A valuable new edition of a standard reference The use of statistical methods for categorical data has increased dramatically, particularly for applications in the biomedical and social sciences. An Introduction to Categorical Data Analysis, Third Edition summarizes these methods and shows readers how to use them using software. Readers will find a unified generalized linear models approach that connects logistic regression and loglinear models for discrete data with normal regression for continuous data. Adding to the value in the new edition is: • Illustrations of the use of R software to perform all the analyses in the book • A new chapter on alternative methods for categorical data, including smoothing and regularization methods (such as the lasso), classification methods such as linear discriminant analysis and classification trees, and cluster analysis • New sections in many chapters introducing the Bayesian approach for the methods of that chapter • More than 70 analyses of data sets to illustrate application of the methods, and about 200 exercises, many containing other data sets • An appendix showing how to use SAS, Stata, and SPSS, and an appendix with short solutions to most odd-numbered exercises Written in an applied, nontechnical style, this book illustrates the methods using a wide variety of real data, including medical clinical trials, environmental questions, drug use by teenagers, horseshoe crab mating, basketball shooting, correlates of happiness, and much more.

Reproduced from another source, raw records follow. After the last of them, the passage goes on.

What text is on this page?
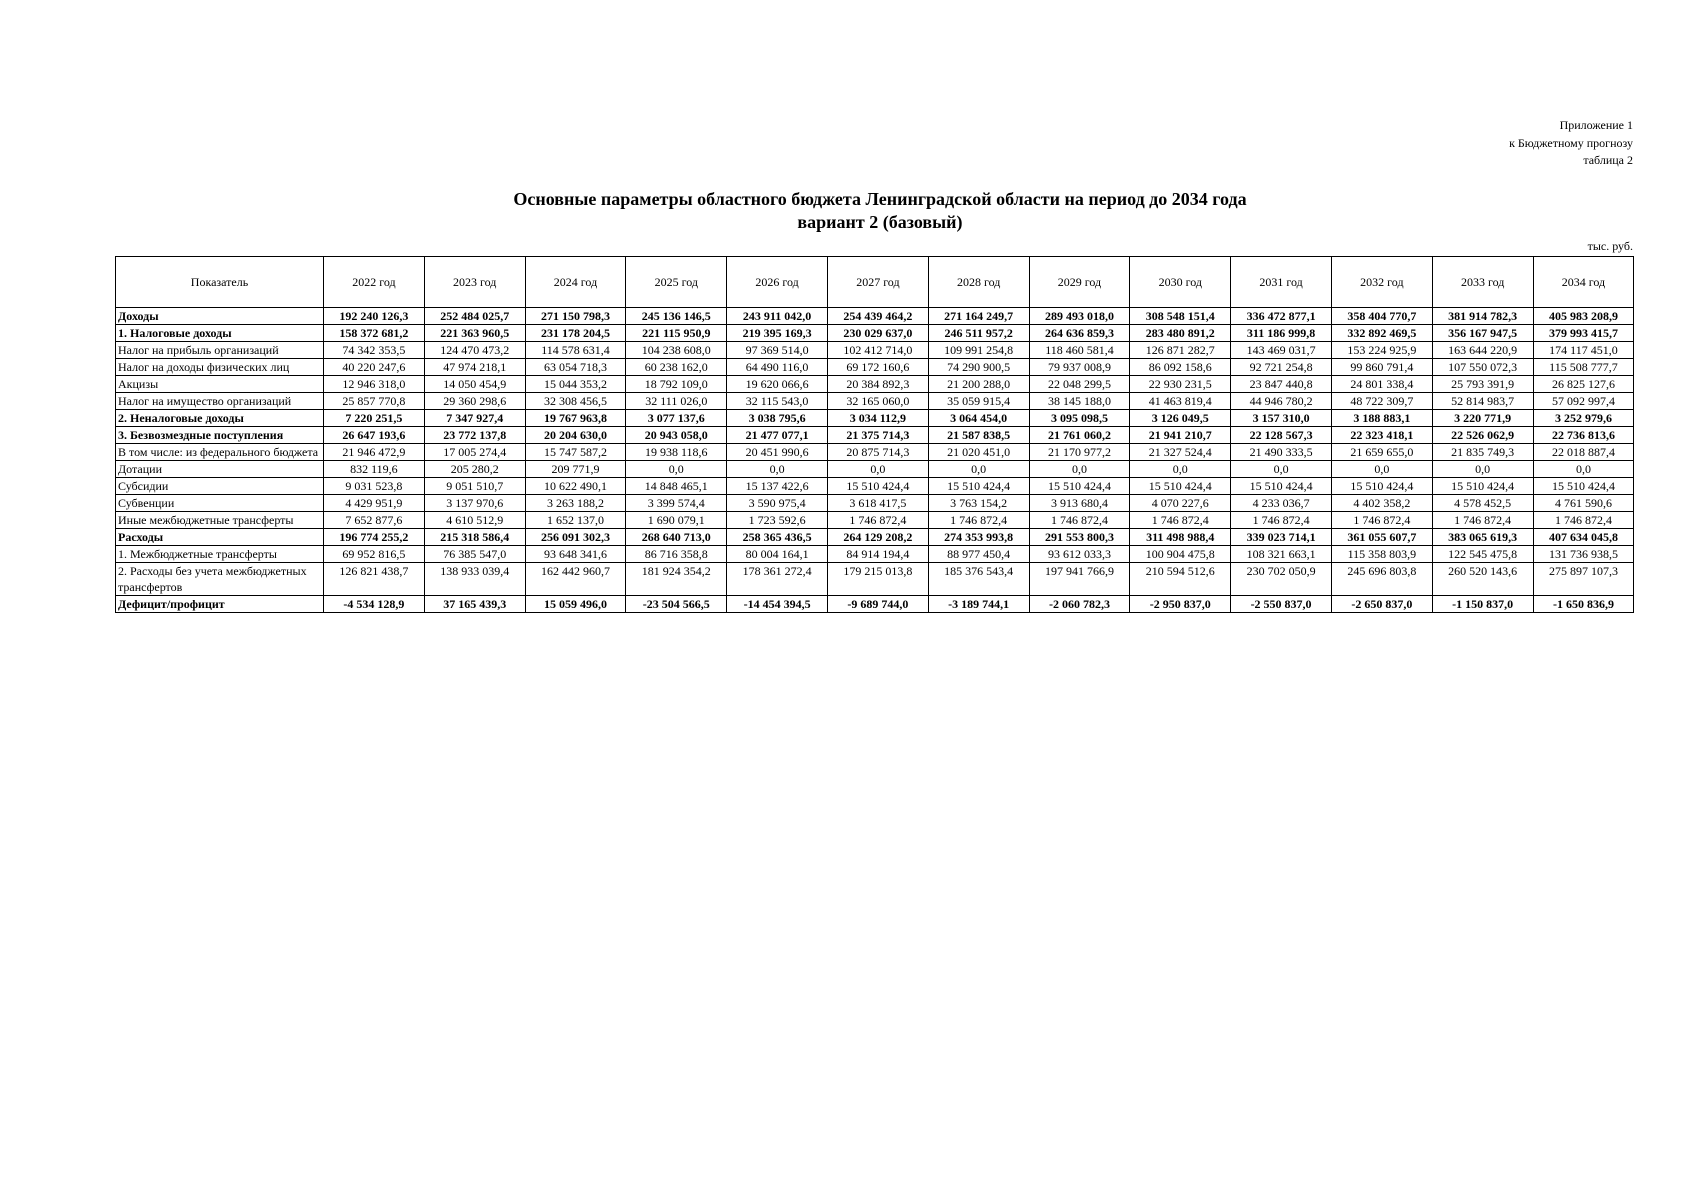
Приложение 1
к Бюджетному прогнозу
таблица 2
Основные параметры областного бюджета Ленинградской области на период до 2034 года
вариант 2 (базовый)
тыс. руб.
Показатель	2022 год	2023 год	2024 год	2025 год	2026 год	2027 год	2028 год	2029 год	2030 год	2031 год	2032 год	2033 год	2034 год
Доходы	192 240 126,3	252 484 025,7	271 150 798,3	245 136 146,5	243 911 042,0	254 439 464,2	271 164 249,7	289 493 018,0	308 548 151,4	336 472 877,1	358 404 770,7	381 914 782,3	405 983 208,9
1. Налоговые доходы	158 372 681,2	221 363 960,5	231 178 204,5	221 115 950,9	219 395 169,3	230 029 637,0	246 511 957,2	264 636 859,3	283 480 891,2	311 186 999,8	332 892 469,5	356 167 947,5	379 993 415,7
Налог на прибыль организаций	74 342 353,5	124 470 473,2	114 578 631,4	104 238 608,0	97 369 514,0	102 412 714,0	109 991 254,8	118 460 581,4	126 871 282,7	143 469 031,7	153 224 925,9	163 644 220,9	174 117 451,0
Налог на доходы физических лиц	40 220 247,6	47 974 218,1	63 054 718,3	60 238 162,0	64 490 116,0	69 172 160,6	74 290 900,5	79 937 008,9	86 092 158,6	92 721 254,8	99 860 791,4	107 550 072,3	115 508 777,7
Акцизы	12 946 318,0	14 050 454,9	15 044 353,2	18 792 109,0	19 620 066,6	20 384 892,3	21 200 288,0	22 048 299,5	22 930 231,5	23 847 440,8	24 801 338,4	25 793 391,9	26 825 127,6
Налог на имущество организаций	25 857 770,8	29 360 298,6	32 308 456,5	32 111 026,0	32 115 543,0	32 165 060,0	35 059 915,4	38 145 188,0	41 463 819,4	44 946 780,2	48 722 309,7	52 814 983,7	57 092 997,4
2. Неналоговые доходы	7 220 251,5	7 347 927,4	19 767 963,8	3 077 137,6	3 038 795,6	3 034 112,9	3 064 454,0	3 095 098,5	3 126 049,5	3 157 310,0	3 188 883,1	3 220 771,9	3 252 979,6
3. Безвозмездные поступления	26 647 193,6	23 772 137,8	20 204 630,0	20 943 058,0	21 477 077,1	21 375 714,3	21 587 838,5	21 761 060,2	21 941 210,7	22 128 567,3	22 323 418,1	22 526 062,9	22 736 813,6
В том числе: из федерального бюджета	21 946 472,9	17 005 274,4	15 747 587,2	19 938 118,6	20 451 990,6	20 875 714,3	21 020 451,0	21 170 977,2	21 327 524,4	21 490 333,5	21 659 655,0	21 835 749,3	22 018 887,4
Дотации	832 119,6	205 280,2	209 771,9	0,0	0,0	0,0	0,0	0,0	0,0	0,0	0,0	0,0	0,0
Субсидии	9 031 523,8	9 051 510,7	10 622 490,1	14 848 465,1	15 137 422,6	15 510 424,4	15 510 424,4	15 510 424,4	15 510 424,4	15 510 424,4	15 510 424,4	15 510 424,4	15 510 424,4
Субвенции	4 429 951,9	3 137 970,6	3 263 188,2	3 399 574,4	3 590 975,4	3 618 417,5	3 763 154,2	3 913 680,4	4 070 227,6	4 233 036,7	4 402 358,2	4 578 452,5	4 761 590,6
Иные межбюджетные трансферты	7 652 877,6	4 610 512,9	1 652 137,0	1 690 079,1	1 723 592,6	1 746 872,4	1 746 872,4	1 746 872,4	1 746 872,4	1 746 872,4	1 746 872,4	1 746 872,4	1 746 872,4
Расходы	196 774 255,2	215 318 586,4	256 091 302,3	268 640 713,0	258 365 436,5	264 129 208,2	274 353 993,8	291 553 800,3	311 498 988,4	339 023 714,1	361 055 607,7	383 065 619,3	407 634 045,8
1. Межбюджетные трансферты	69 952 816,5	76 385 547,0	93 648 341,6	86 716 358,8	80 004 164,1	84 914 194,4	88 977 450,4	93 612 033,3	100 904 475,8	108 321 663,1	115 358 803,9	122 545 475,8	131 736 938,5
2. Расходы без учета межбюджетных трансфертов	126 821 438,7	138 933 039,4	162 442 960,7	181 924 354,2	178 361 272,4	179 215 013,8	185 376 543,4	197 941 766,9	210 594 512,6	230 702 050,9	245 696 803,8	260 520 143,6	275 897 107,3
Дефицит/профицит	-4 534 128,9	37 165 439,3	15 059 496,0	-23 504 566,5	-14 454 394,5	-9 689 744,0	-3 189 744,1	-2 060 782,3	-2 950 837,0	-2 550 837,0	-2 650 837,0	-1 150 837,0	-1 650 836,9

An Introduction to Categorical Data Analysis, Third Edition is an invaluable tool for statisticians and biostatisticians as well as methodologists in the social and behavioral sciences, medicine and public health, marketing, education, and the biological and agricultural sciences.

OpenIntro Statistics

OpenIntro Statistics
Author: David Diez
Publisher:
Total Pages:
Release: 2015-07-02
Genre:
ISBN: 9781943450046

The OpenIntro project was founded in 2009 to improve the quality and availability of education by producing exceptional books and teaching tools that are free to use and easy to modify. We feature real data whenever possible, and files for the entire textbook are freely available at openintro.org. Visit our website, openintro.org. We provide free videos, statistical software labs, lecture slides, course management tools, and many other helpful resources.

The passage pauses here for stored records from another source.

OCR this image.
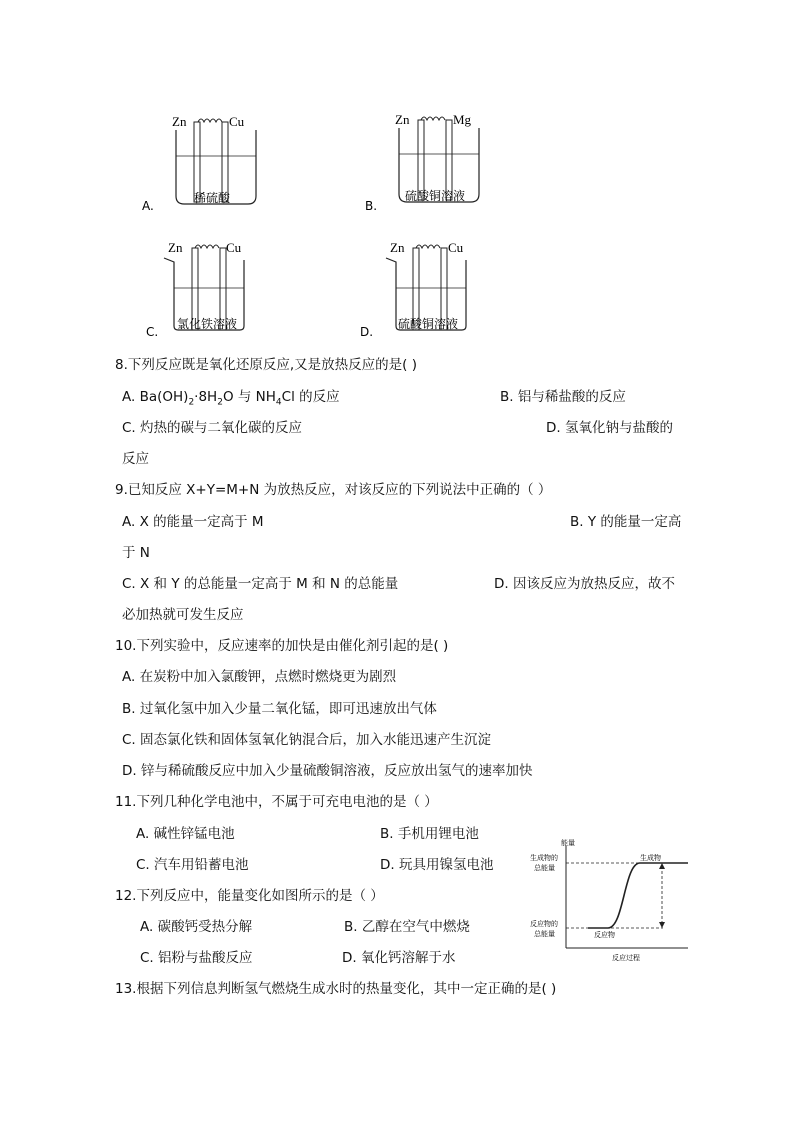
Zn	Cu
稀硫酸
A.
Zn	Mg
硫酸铜溶液
B.
Zn	Cu
氯化铁溶液
C.
Zn	Cu
硫酸铜溶液
D.
8.下列反应既是氧化还原反应,又是放热反应的是( )
A. $Ba(OH)_2\cdot 8H_2O$ 与 $NH_4Cl$ 的反应	B. 铝与稀盐酸的反应
C. 灼热的碳与二氧化碳的反应	D. 氢氧化钠与盐酸的
反应
9.已知反应 X+Y=M+N 为放热反应，对该反应的下列说法中正确的（ ）
A. X 的能量一定高于 M	B. Y 的能量一定高
于 N
C. X 和 Y 的总能量一定高于 M 和 N 的总能量	D. 因该反应为放热反应，故不
必加热就可发生反应
10.下列实验中，反应速率的加快是由催化剂引起的是( )
A. 在炭粉中加入氯酸钾，点燃时燃烧更为剧烈
B. 过氧化氢中加入少量二氧化锰，即可迅速放出气体
C. 固态氯化铁和固体氢氧化钠混合后，加入水能迅速产生沉淀
D. 锌与稀硫酸反应中加入少量硫酸铜溶液，反应放出氢气的速率加快
11.下列几种化学电池中，不属于可充电电池的是（ ）
A. 碱性锌锰电池	B. 手机用锂电池
C. 汽车用铅蓄电池	D. 玩具用镍氢电池
12.下列反应中，能量变化如图所示的是（ ）
A. 碳酸钙受热分解	B. 乙醇在空气中燃烧
C. 铝粉与盐酸反应	D. 氧化钙溶解于水
13.根据下列信息判断氢气燃烧生成水时的热量变化，其中一定正确的是( )
能量
生成物的
总能量
反应物的
总能量
生成物
反应物
反应过程
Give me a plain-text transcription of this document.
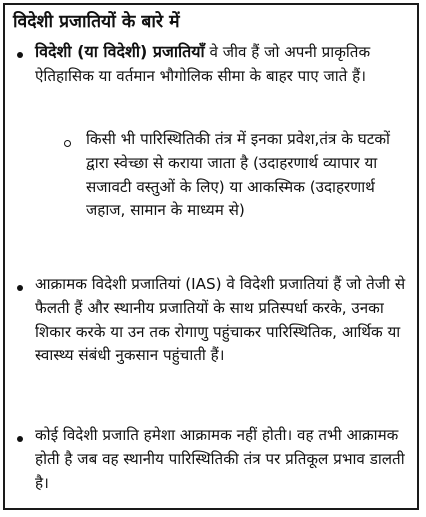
विदेशी प्रजातियों के बारे में
विदेशी (या विदेशी) प्रजातियाँ वे जीव हैं जो अपनी प्राकृतिक ऐतिहासिक या वर्तमान भौगोलिक सीमा के बाहर पाए जाते हैं।
किसी भी पारिस्थितिकी तंत्र में इनका प्रवेश,तंत्र के घटकों द्वारा स्वेच्छा से कराया जाता है (उदाहरणार्थ व्यापार या सजावटी वस्तुओं के लिए) या आकस्मिक (उदाहरणार्थ जहाज, सामान के माध्यम से)
आक्रामक विदेशी प्रजातियां (IAS) वे विदेशी प्रजातियां हैं जो तेजी से फैलती हैं और स्थानीय प्रजातियों के साथ प्रतिस्पर्धा करके, उनका शिकार करके या उन तक रोगाणु पहुंचाकर पारिस्थितिक, आर्थिक या स्वास्थ्य संबंधी नुकसान पहुंचाती हैं।
कोई विदेशी प्रजाति हमेशा आक्रामक नहीं होती। वह तभी आक्रामक होती है जब वह स्थानीय पारिस्थितिकी तंत्र पर प्रतिकूल प्रभाव डालती है।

High-Dimensional Probability

High-Dimensional Probability
Author: Roman Vershynin
Publisher: Cambridge University Press
Total Pages: 299
Release: 2018-09-27
Genre: Business & Economics
ISBN: 1108415199

An integrated package of powerful probabilistic tools and key applications in modern mathematical data science.

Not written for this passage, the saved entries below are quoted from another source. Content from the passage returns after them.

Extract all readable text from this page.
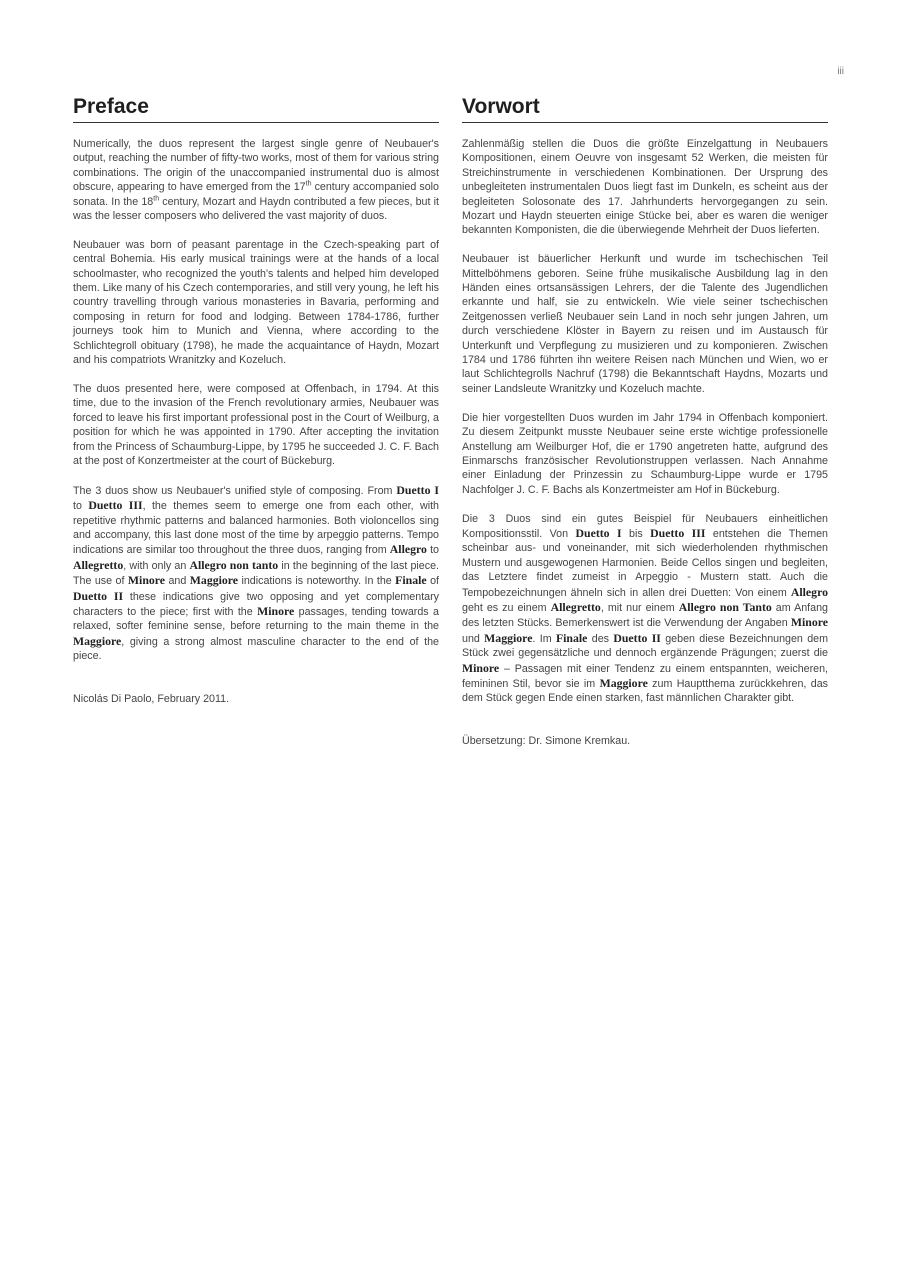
iii
Preface

Numerically, the duos represent the largest single genre of Neubauer's output, reaching the number of fifty-two works, most of them for various string combinations. The origin of the unaccompanied instrumental duo is almost obscure, appearing to have emerged from the 17th century accompanied solo sonata. In the 18th century, Mozart and Haydn contributed a few pieces, but it was the lesser composers who delivered the vast majority of duos.

Neubauer was born of peasant parentage in the Czech-speaking part of central Bohemia. His early musical trainings were at the hands of a local schoolmaster, who recognized the youth's talents and helped him developed them. Like many of his Czech contemporaries, and still very young, he left his country travelling through various monasteries in Bavaria, performing and composing in return for food and lodging. Between 1784-1786, further journeys took him to Munich and Vienna, where according to the Schlichtegroll obituary (1798), he made the acquaintance of Haydn, Mozart and his compatriots Wranitzky and Kozeluch.

The duos presented here, were composed at Offenbach, in 1794. At this time, due to the invasion of the French revolutionary armies, Neubauer was forced to leave his first important professional post in the Court of Weilburg, a position for which he was appointed in 1790. After accepting the invitation from the Princess of Schaumburg-Lippe, by 1795 he succeeded J. C. F. Bach at the post of Konzertmeister at the court of Bückeburg.

The 3 duos show us Neubauer's unified style of composing. From Duetto I to Duetto III, the themes seem to emerge one from each other, with repetitive rhythmic patterns and balanced harmonies. Both violoncellos sing and accompany, this last done most of the time by arpeggio patterns. Tempo indications are similar too throughout the three duos, ranging from Allegro to Allegretto, with only an Allegro non tanto in the beginning of the last piece. The use of Minore and Maggiore indications is noteworthy. In the Finale of Duetto II these indications give two opposing and yet complementary characters to the piece; first with the Minore passages, tending towards a relaxed, softer feminine sense, before returning to the main theme in the Maggiore, giving a strong almost masculine character to the end of the piece.

Nicolás Di Paolo, February 2011.

Vorwort

Zahlenmäßig stellen die Duos die größte Einzelgattung in Neubauers Kompositionen, einem Oeuvre von insgesamt 52 Werken, die meisten für Streichinstrumente in verschiedenen Kombinationen. Der Ursprung des unbegleiteten instrumentalen Duos liegt fast im Dunkeln, es scheint aus der begleiteten Solosonate des 17. Jahrhunderts hervorgegangen zu sein. Mozart und Haydn steuerten einige Stücke bei, aber es waren die weniger bekannten Komponisten, die die überwiegende Mehrheit der Duos lieferten.

Neubauer ist bäuerlicher Herkunft und wurde im tschechischen Teil Mittelböhmens geboren. Seine frühe musikalische Ausbildung lag in den Händen eines ortsansässigen Lehrers, der die Talente des Jugendlichen erkannte und half, sie zu entwickeln. Wie viele seiner tschechischen Zeitgenossen verließ Neubauer sein Land in noch sehr jungen Jahren, um durch verschiedene Klöster in Bayern zu reisen und im Austausch für Unterkunft und Verpflegung zu musizieren und zu komponieren. Zwischen 1784 und 1786 führten ihn weitere Reisen nach München und Wien, wo er laut Schlichtegrolls Nachruf (1798) die Bekanntschaft Haydns, Mozarts und seiner Landsleute Wranitzky und Kozeluch machte.

Die hier vorgestellten Duos wurden im Jahr 1794 in Offenbach komponiert. Zu diesem Zeitpunkt musste Neubauer seine erste wichtige professionelle Anstellung am Weilburger Hof, die er 1790 angetreten hatte, aufgrund des Einmarschs französischer Revolutionstruppen verlassen. Nach Annahme einer Einladung der Prinzessin zu Schaumburg-Lippe wurde er 1795 Nachfolger J. C. F. Bachs als Konzertmeister am Hof in Bückeburg.

Die 3 Duos sind ein gutes Beispiel für Neubauers einheitlichen Kompositionsstil. Von Duetto I bis Duetto III entstehen die Themen scheinbar aus- und voneinander, mit sich wiederholenden rhythmischen Mustern und ausgewogenen Harmonien. Beide Cellos singen und begleiten, das Letztere findet zumeist in Arpeggio - Mustern statt. Auch die Tempobezeichnungen ähneln sich in allen drei Duetten: Von einem Allegro geht es zu einem Allegretto, mit nur einem Allegro non Tanto am Anfang des letzten Stücks. Bemerkenswert ist die Verwendung der Angaben Minore und Maggiore. Im Finale des Duetto II geben diese Bezeichnungen dem Stück zwei gegensätzliche und dennoch ergänzende Prägungen; zuerst die Minore – Passagen mit einer Tendenz zu einem entspannten, weicheren, femininen Stil, bevor sie im Maggiore zum Hauptthema zurückkehren, das dem Stück gegen Ende einen starken, fast männlichen Charakter gibt.

Übersetzung: Dr. Simone Kremkau.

Statistical Power Analysis for the Behavioral Sciences

Statistical Power Analysis for the Behavioral Sciences
Author: Jacob Cohen
Publisher: Routledge
Total Pages: 625
Release: 2013-05-13
Genre: Psychology
ISBN: 1134742770

Statistical Power Analysis is a nontechnical guide to power analysis in research planning that provides users of applied statistics with the tools they need for more effective analysis. The Second Edition includes: * a chapter covering power analysis in set correlation and multivariate methods; * a chapter considering effect size, psychometric reliability, and the efficacy of "qualifying" dependent variables and; * expanded power and sample size tables for multiple regression/correlation.